サムスン電子のChatGPT情報漏洩事例(2023年):2023年3月、半導体(DS)部門でChatGPTの社内利用が解禁された直後の20日以内に、3件の漏洩事案が発生したと韓国 Economist 紙が報じています。漏洩内容は、①半導体設備の計測データベース取得プログラムのソースコード、②半導体歩留・不良検出に関するソースコード、③社内会議の文字起こしテキスト、の3件。これを受けて同社は 2023年5月1日付の社内メモで、会社所有のPC・タブレット・スマートフォンおよび社内ネットワーク接続端末上での ChatGPT・Microsoft Bing・Google Bard 等の生成AI利用を一時禁止 しました(Bloomberg が5月2日に独占報道)。

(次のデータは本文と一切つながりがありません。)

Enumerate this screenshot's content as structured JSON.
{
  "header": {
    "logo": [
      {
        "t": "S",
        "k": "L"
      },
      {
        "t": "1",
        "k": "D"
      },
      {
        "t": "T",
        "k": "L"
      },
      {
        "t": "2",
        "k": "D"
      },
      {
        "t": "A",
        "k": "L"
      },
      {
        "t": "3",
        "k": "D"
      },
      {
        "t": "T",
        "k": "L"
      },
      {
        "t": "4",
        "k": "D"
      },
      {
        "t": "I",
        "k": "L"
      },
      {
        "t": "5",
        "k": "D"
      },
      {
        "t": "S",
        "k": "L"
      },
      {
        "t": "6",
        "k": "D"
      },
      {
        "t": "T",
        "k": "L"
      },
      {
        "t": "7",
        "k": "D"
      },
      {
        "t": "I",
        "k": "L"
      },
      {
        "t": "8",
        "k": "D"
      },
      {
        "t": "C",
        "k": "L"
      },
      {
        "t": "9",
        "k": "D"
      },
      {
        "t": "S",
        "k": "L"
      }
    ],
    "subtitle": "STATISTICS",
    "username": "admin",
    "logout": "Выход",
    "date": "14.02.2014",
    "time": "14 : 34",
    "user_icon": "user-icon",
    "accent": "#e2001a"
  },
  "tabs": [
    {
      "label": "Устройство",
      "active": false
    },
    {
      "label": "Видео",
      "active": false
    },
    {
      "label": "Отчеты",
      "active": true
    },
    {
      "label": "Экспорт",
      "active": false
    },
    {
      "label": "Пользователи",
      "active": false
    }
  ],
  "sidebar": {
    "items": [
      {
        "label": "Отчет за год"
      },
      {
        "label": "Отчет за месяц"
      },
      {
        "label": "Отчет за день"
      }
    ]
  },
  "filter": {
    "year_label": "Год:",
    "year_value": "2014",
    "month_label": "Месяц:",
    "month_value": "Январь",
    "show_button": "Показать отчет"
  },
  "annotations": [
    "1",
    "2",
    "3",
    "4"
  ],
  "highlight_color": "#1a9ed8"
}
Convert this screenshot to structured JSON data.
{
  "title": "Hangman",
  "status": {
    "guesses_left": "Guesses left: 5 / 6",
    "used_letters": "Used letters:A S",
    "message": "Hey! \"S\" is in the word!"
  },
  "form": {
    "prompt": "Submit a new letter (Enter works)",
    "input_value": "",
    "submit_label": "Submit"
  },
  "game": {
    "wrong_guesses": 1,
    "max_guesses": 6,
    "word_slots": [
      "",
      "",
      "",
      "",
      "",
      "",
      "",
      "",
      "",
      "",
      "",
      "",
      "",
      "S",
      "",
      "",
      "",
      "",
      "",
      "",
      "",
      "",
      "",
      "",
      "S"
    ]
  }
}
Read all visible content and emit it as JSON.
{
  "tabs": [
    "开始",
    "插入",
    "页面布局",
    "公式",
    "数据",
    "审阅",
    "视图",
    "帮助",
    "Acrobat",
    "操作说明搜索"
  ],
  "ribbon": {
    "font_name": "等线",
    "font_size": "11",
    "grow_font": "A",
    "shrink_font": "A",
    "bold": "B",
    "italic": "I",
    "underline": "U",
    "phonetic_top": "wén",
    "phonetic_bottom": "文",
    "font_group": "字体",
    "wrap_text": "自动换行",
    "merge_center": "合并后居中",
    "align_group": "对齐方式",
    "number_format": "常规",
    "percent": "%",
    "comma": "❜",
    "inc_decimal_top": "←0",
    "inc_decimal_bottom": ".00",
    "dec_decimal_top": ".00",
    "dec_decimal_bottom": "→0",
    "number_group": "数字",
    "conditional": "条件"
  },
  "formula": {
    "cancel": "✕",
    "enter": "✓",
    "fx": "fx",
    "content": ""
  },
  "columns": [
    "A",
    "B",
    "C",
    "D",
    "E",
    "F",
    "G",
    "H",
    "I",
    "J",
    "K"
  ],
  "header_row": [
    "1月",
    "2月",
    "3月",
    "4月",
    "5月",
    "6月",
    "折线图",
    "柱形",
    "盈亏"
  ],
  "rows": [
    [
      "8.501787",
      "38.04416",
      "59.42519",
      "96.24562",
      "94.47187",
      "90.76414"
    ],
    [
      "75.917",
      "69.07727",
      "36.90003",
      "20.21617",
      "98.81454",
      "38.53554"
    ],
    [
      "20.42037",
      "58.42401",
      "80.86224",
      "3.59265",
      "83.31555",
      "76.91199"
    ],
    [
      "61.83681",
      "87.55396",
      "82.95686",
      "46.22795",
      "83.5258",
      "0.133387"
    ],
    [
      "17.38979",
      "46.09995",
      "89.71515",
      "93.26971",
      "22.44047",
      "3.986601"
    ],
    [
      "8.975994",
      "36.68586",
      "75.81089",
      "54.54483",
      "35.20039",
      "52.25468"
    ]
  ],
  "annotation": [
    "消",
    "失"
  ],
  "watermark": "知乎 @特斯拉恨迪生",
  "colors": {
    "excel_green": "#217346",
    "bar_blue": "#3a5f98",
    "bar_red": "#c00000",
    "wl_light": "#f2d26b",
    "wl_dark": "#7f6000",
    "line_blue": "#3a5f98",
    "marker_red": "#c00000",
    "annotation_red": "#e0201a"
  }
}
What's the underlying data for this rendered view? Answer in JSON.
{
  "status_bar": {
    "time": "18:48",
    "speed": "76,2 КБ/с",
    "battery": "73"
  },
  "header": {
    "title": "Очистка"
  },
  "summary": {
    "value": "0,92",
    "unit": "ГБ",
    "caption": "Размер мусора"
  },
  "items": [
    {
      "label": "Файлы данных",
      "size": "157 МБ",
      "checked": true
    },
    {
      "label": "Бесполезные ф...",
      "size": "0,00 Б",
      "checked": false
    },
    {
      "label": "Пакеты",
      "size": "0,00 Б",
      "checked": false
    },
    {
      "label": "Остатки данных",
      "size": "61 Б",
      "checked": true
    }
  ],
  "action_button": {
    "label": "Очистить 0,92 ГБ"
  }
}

出典:Economist Korea(一次報道、2023/3/30、韓国語) / Bloomberg(2023/5/2 独占報道) / The Japan Times

対策としては、機密情報をそのまま入力しない、管理された業務用環境を使う、社内ルールを整備する、といった基本が欠かせません(第10章 組織のガバナンス参照)。

ハルシネーション(誤情報)

生成AIは、事実と異なる内容を、もっともらしく自信ありげに出力することがあります。存在しない判例・論文・統計を「それらしく」作ってしまうこともある。流暢さは正しさを保証しません。重要な事実は必ず一次情報で裏取りすることが前提となります。

著作権・知的財産

学習データに含まれる著作物の扱い、生成物が既存の作品に似てしまうリスク、そして生成物の権利が誰に帰属するのか——これらは法的にも発展途上の論点です。2025年には、対立的な訴訟から、提供元と権利者の間のライセンス契約へと移行する動きも見られました。商用利用では、利用規約と各国の法を確認する必要があります。

バイアス・公平性

学習データに含まれる偏りは、出力にも反映されます。性別・人種・年齢などに関して不公平な結果を生むことがあり、採用・与信・教育など人の機会を左右する用途では特に慎重さが求められます。米コロラド州のAI規制法は、こうした「アルゴリズムによる差別」から消費者を守る注意義務を、高リスクなAIの開発・提供者に課しています。

セキュリティと悪用

  • プロンプトインジェクション:外部データや文書に悪意ある指示を仕込み、AIを誤作動させる攻撃。エージェントやRAGでは特に注意が必要。
  • 詐欺・フィッシングの高度化:自然な文章で、巧妙な詐欺メールや偽サイトが量産されうる。
  • ディープフェイク:本物そっくりの偽の音声・画像・動画による、なりすましや偽情報の拡散。

雇用とスキルへの影響

定型業務の自動化は、雇用のあり方を変えていく。また、AIに頼りすぎることで、自分で考え・調べ・書く力が衰える懸念もあります。AIは判断を「肩代わり」させる道具ではなく、人間の判断を「支える」道具として使う姿勢が、長期的には重要になります。